By attacking the idea of the nice God, I do not argue for a mean God or a God of wrath. God is love, justice, and mercy, but if we leave those attributes lifeless, our faith becomes bland, like “salt that has lost its flavor” (Mt 5: 13). This may be why so many seek spiritual fulfillment outside the churches.
If God exists, he is the reason for all that is. If God exists, then he is life, which means fullness, excitement, and bliss. If God exists, he wants to redeem the world from the evil that destroys.
People who believe in the nice God believe he is non-authoritarian—and by “authoritarian,” they seem to envision a fascist-like dictator. Of course, God is not like that. He gives us free will. Yet, if God exists, he is the ultimate authority, because he is the creator and the source of all good; he knows what is best for us and tells us so through his Revelation and through reason. He invites us to make a covenant with him and become his adopted children. His value is the highest, not ours. A God without authority is not God.
Likewise, it is counter to reason to portray God as non-judgmental. If anybody can judge, it is God! Sociologists have shown that two-thirds of Americans see no contradiction between God’s being loving and his being just. But justice entails judgment. Since God is all-knowing, he is the best judge there is, taking every fact into consideration that limits or increases our guilt. That is the merciful judge Pope Francis talks about. A God who pretended we had no shortcomings would be a God who did not take us seriously.

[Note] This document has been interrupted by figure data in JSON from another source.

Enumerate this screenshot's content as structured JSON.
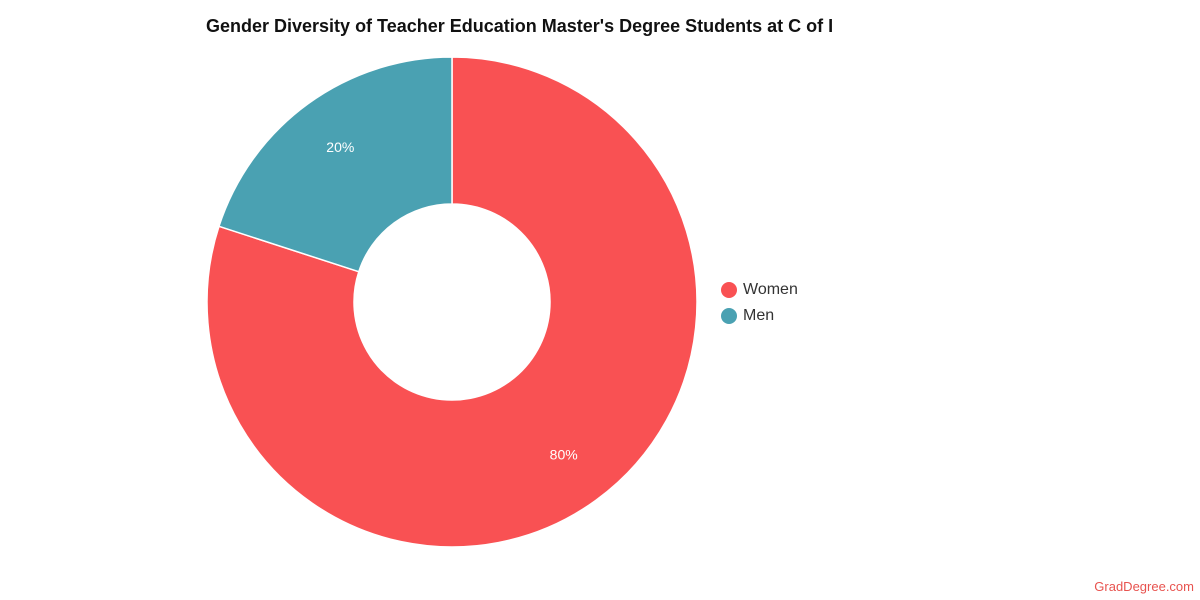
{
  "chart_data": {
    "type": "pie",
    "title": "Gender Diversity of Teacher Education Master's Degree Students at C of I",
    "categories": [
      "Women",
      "Men"
    ],
    "values": [
      80,
      20
    ],
    "labels": [
      "80%",
      "20%"
    ],
    "colors": [
      "#f95153",
      "#4aa1b2"
    ],
    "donut": true,
    "legend_position": "right"
  },
  "watermark": "GradDegree.com"
}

Such justice is not wrath. Wrath is not a predicate of God, but a description used in the Hebrew Bible to convey the experience of an awe-inspiring, “terrifying” God who intervenes in history out of love for his people. The American people seem to know this, because only 13 percent describe God as wrathful, whereas 80 percent describe God as simultaneously loving and just.

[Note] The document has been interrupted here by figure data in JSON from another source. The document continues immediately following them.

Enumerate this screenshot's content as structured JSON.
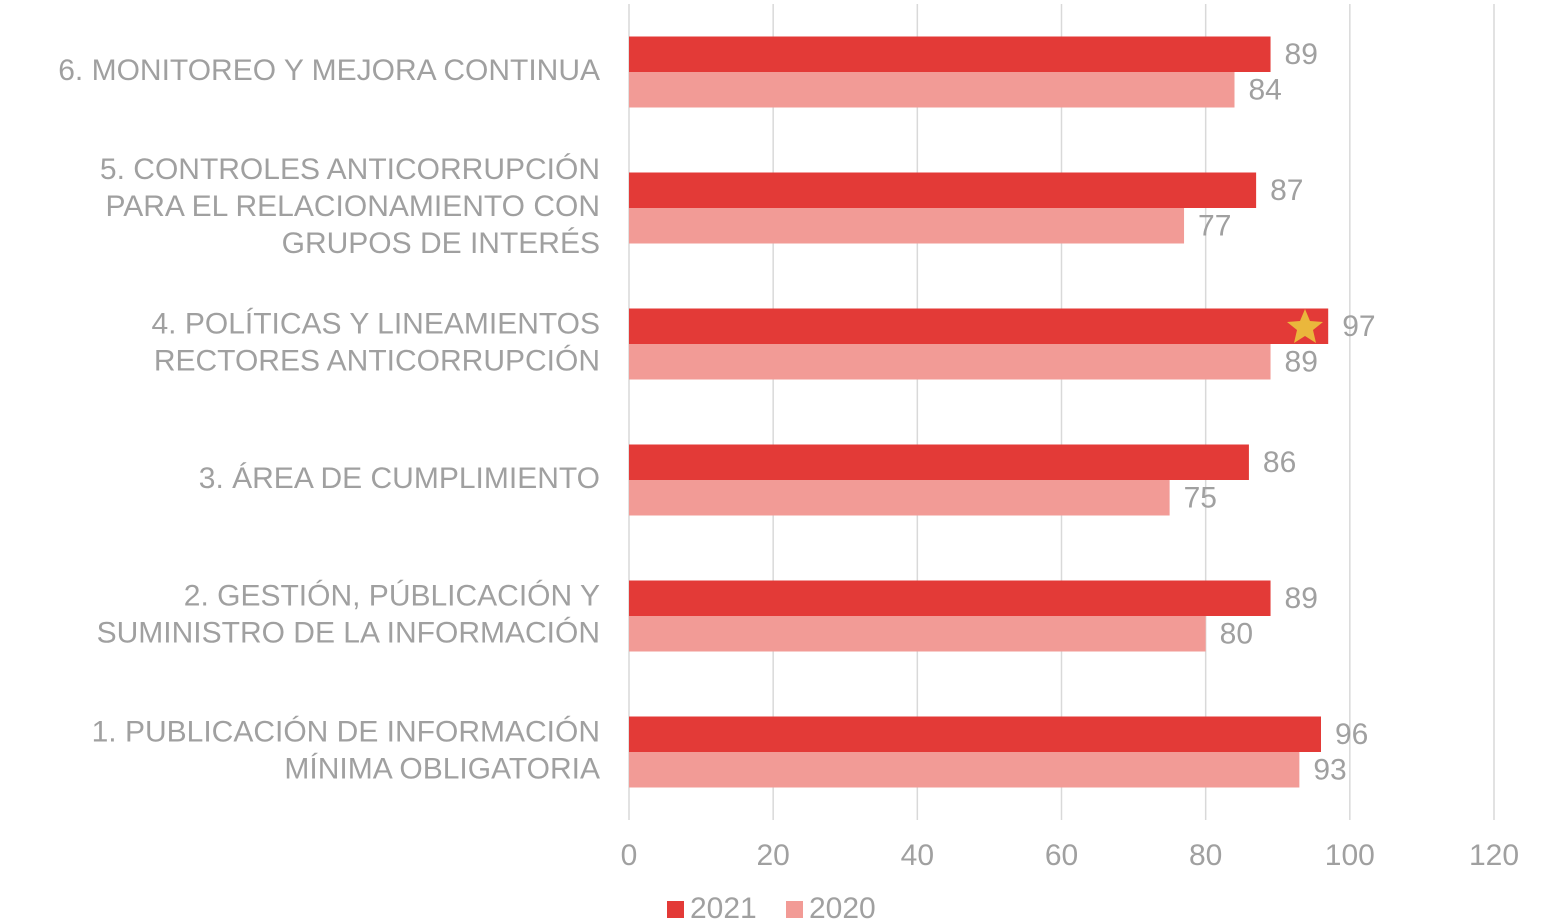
{
  "chart_data": {
    "type": "hbar",
    "categories": [
      [
        "6. MONITOREO Y MEJORA CONTINUA"
      ],
      [
        "5. CONTROLES ANTICORRUPCIÓN",
        "PARA EL RELACIONAMIENTO CON",
        "GRUPOS DE INTERÉS"
      ],
      [
        "4. POLÍTICAS Y LINEAMIENTOS",
        "RECTORES ANTICORRUPCIÓN"
      ],
      [
        "3. ÁREA DE CUMPLIMIENTO"
      ],
      [
        "2. GESTIÓN, PÚBLICACIÓN Y",
        "SUMINISTRO DE LA INFORMACIÓN"
      ],
      [
        "1. PUBLICACIÓN DE INFORMACIÓN",
        "MÍNIMA OBLIGATORIA"
      ]
    ],
    "series": [
      {
        "name": "2021",
        "color": "#e33a37",
        "values": [
          89,
          87,
          97,
          86,
          89,
          96
        ]
      },
      {
        "name": "2020",
        "color": "#f29b96",
        "values": [
          84,
          77,
          89,
          75,
          80,
          93
        ]
      }
    ],
    "xlim": [
      0,
      120
    ],
    "xticks": [
      0,
      20,
      40,
      60,
      80,
      100,
      120
    ],
    "grid": true,
    "legend": "bottom"
  }
}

Believers in the nice God claim that nobody should try to convert others. Yet, if God exists and has revealed the fullness of truth, wouldn’t you want to share it and have others believe it too? Disagreeing with others about the most fundamental questions in life was once considered a beautiful expression of freedom. It is only today that it seems to disturb our mental wellness. Nor is it the case that nice-God believers (who are usually relativists) do not try to convert others. They insist that they are objectively right, and if you don’t conform to their ideas, you are on the wrong side of history.
Why do I find the nice view of God not only unsatisfying, but also politically and morally dangerous? A nice God props up the status quo. Whatever you do, there is no failure because God is on your side. The nice God plays to our narcissism. Since whatever I feel is right, and good feelings are from God, I am always justified without recourse to tradition or reason.
Tradition ensures that we don’t throw away God’s revelation. Scholarship helps us to understand it better over time, and the magisterium applies it to the needs of the day. The faithful community makes sure that we don’t worship an idol of our making. But if my own feelings are the standards of my actions, I will remain on my sofa, continuing my life without change, while dismissing the deplorables and missing God’s challenge for the ultimate adventure.
No, Santa will never be my God!
Ulrich L. Lehner is professor of religious history at Marquette University and author of God Is Not Nice: Rejecting Pop Culture Theology and Discovering the God Worth Living For.